Read Robert Ashley’s piece on the “gross-food movement” next to Joe Yonan’s review of Deborah Madison and Patrick McFarlin’s What We Eat When We Eat Alone:

Ashley on gross food (deep-fried peanut butter, sloppy Joes on doughnut buns, etc.):
“…a particularly specious of food movement has taken root. Its partisans don’t care whether your ingredients are fresh, organic, or locally grown. Really, they’d prefer it if you did your grocery shopping in the freezer section. The movement isn’t about taking your time in the kitchen or cooking from scratch, though its adherents sometimes spend hours on their creations. And if you’re focused on making healthy, balanced meals, free of trans fat, light on meat, and served in modest portions, then you’re definitely not among their ranks.”

Yonan:
“When it comes to solo eating, ‘nothing is predictable,’ Madison says [about Alone]. ‘All the rules get broken. It doesn’t matter how much we know about food, how to cook, what’s good for us, healthy eating, all that kind of stuff we hear about all the time so endlessly. People go into the kitchen and they cook something that doesn’t have anything to do with that, mostly.'”

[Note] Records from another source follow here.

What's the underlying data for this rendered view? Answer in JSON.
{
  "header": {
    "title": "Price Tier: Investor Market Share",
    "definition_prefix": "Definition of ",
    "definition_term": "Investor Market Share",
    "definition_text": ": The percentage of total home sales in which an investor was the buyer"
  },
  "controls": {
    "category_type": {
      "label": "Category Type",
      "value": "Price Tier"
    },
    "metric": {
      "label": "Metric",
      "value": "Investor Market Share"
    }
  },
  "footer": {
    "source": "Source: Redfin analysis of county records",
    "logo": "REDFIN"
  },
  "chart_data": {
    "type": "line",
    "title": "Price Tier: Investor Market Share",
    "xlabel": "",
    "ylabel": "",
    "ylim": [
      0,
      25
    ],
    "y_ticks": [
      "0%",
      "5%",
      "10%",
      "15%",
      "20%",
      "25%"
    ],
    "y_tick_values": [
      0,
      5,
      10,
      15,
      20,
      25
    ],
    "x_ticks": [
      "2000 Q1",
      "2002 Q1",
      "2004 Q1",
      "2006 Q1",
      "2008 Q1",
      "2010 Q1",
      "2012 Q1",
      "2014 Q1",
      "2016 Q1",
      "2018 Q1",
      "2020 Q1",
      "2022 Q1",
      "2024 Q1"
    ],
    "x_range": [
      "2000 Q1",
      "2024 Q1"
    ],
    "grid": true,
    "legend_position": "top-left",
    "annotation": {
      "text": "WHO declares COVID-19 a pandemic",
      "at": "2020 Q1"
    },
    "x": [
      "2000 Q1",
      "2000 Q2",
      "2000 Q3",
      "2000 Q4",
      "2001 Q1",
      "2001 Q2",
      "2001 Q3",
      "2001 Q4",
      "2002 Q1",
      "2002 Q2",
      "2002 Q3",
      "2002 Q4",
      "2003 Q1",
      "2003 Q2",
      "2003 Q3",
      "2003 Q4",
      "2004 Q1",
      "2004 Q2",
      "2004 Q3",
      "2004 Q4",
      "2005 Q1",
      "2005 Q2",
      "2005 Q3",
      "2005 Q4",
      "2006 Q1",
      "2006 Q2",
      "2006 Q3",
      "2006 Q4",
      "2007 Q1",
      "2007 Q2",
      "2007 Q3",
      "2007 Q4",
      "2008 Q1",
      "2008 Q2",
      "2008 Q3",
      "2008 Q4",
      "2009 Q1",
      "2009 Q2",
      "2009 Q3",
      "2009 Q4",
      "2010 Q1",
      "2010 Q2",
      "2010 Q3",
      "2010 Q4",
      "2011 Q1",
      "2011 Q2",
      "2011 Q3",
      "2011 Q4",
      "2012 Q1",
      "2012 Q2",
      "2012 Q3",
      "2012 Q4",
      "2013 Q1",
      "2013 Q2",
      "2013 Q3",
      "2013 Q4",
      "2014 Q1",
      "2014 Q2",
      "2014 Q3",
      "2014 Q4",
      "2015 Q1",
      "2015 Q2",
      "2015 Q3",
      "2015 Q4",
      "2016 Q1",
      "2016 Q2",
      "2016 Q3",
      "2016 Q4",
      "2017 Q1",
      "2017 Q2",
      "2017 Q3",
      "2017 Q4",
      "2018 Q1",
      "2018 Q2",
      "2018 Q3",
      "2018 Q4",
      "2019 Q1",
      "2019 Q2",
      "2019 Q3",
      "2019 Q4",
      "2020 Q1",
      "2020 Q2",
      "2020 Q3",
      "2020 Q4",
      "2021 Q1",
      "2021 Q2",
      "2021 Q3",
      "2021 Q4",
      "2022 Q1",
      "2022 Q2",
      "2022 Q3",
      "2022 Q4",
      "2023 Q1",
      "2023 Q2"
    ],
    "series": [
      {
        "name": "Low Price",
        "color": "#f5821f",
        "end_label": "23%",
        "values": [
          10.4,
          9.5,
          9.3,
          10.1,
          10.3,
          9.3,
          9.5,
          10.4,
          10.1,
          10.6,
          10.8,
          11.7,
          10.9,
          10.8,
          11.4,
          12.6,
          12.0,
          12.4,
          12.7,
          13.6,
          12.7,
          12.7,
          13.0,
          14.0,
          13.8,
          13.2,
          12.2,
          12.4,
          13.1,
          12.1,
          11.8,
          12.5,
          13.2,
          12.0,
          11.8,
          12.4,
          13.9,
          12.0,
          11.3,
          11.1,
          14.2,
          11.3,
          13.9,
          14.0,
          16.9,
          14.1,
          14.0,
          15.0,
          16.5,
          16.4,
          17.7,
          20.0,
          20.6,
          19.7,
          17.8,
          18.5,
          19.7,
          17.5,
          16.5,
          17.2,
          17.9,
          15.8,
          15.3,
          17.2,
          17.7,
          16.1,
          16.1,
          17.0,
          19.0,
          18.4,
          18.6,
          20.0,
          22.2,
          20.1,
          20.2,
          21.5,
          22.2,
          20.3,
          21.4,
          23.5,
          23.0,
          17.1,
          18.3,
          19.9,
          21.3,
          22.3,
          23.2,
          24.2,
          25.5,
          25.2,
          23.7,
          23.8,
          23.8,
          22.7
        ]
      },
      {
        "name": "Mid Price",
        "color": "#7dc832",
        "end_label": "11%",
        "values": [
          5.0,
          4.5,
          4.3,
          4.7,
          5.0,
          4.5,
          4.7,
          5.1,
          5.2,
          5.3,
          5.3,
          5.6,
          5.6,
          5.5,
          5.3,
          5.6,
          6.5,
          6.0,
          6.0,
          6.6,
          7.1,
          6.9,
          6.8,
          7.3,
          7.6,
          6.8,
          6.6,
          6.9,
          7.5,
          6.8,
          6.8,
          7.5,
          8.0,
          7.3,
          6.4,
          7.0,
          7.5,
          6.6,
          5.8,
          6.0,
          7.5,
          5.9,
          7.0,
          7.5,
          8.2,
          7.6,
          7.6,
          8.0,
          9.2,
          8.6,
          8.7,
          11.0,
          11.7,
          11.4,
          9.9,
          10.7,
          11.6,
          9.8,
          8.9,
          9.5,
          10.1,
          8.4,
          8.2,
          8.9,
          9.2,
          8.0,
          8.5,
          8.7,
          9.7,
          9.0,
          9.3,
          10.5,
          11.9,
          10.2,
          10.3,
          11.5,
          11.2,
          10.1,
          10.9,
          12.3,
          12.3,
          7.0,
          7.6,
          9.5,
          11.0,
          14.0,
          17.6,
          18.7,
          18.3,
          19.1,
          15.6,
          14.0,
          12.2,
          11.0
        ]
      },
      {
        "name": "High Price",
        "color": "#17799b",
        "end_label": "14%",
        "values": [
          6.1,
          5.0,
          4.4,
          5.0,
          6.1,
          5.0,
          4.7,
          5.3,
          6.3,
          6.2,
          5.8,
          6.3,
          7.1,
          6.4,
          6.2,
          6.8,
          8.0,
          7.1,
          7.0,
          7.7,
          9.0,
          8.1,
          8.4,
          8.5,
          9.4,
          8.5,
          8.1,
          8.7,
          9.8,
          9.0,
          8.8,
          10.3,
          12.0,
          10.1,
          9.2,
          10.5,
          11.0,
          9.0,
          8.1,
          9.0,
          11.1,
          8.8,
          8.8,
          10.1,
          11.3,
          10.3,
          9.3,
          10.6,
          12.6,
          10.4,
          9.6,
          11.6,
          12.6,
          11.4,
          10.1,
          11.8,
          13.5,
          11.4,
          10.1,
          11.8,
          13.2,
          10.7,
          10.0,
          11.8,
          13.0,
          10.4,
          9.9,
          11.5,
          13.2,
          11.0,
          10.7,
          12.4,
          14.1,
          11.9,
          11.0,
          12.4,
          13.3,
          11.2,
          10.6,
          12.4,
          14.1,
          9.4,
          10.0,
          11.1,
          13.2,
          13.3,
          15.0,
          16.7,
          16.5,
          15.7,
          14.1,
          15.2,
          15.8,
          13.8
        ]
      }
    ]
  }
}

As technology (the www, Facebook, Twitter, etc.) tears down walls between the public and the private, is it so…I don’t know…OUT THERE to think that we are all becoming gustatory exhibitionists ready, willing, and able to flaunt our disgusting food fetishes for all and sundry to see and share? Has the “gross food movement” (Ashley coined the phrase) uses a paradoxically foodie “anti-foodie” aesthetic to cast a permeable veneer of respectability around the savage public display of our unquenchable private desire for a dog’s diet high in fat and sugar? If not, why are the “solo” foods Yonan cites (including “saltines crumbled in milk” and “leftover spaghetti-sandwiches”) so…well…gross? Isn’t anyone secretly eating steamed brussels sprouts and broccoli? Just as pornography both satiates the filthiest private sexual fetishes and stimulates the desire to act out/share them with others in the name of “liberation,” don’t disgusting “alone” meals both satiate instinctual appetites and stimulate the desire make them respectable in a Gourmet article about a “gross food movement?” Ashley and Yonan, working alone but moving ever closer, seem to indicate that the Panopticon of Michel Foucault’s Discipline and Punish – a circular prison in which everything public is private and everything private is public – is becoming realized.

Oh shit – Tenacious D in the Pick of Destiny (2006) is on TNT!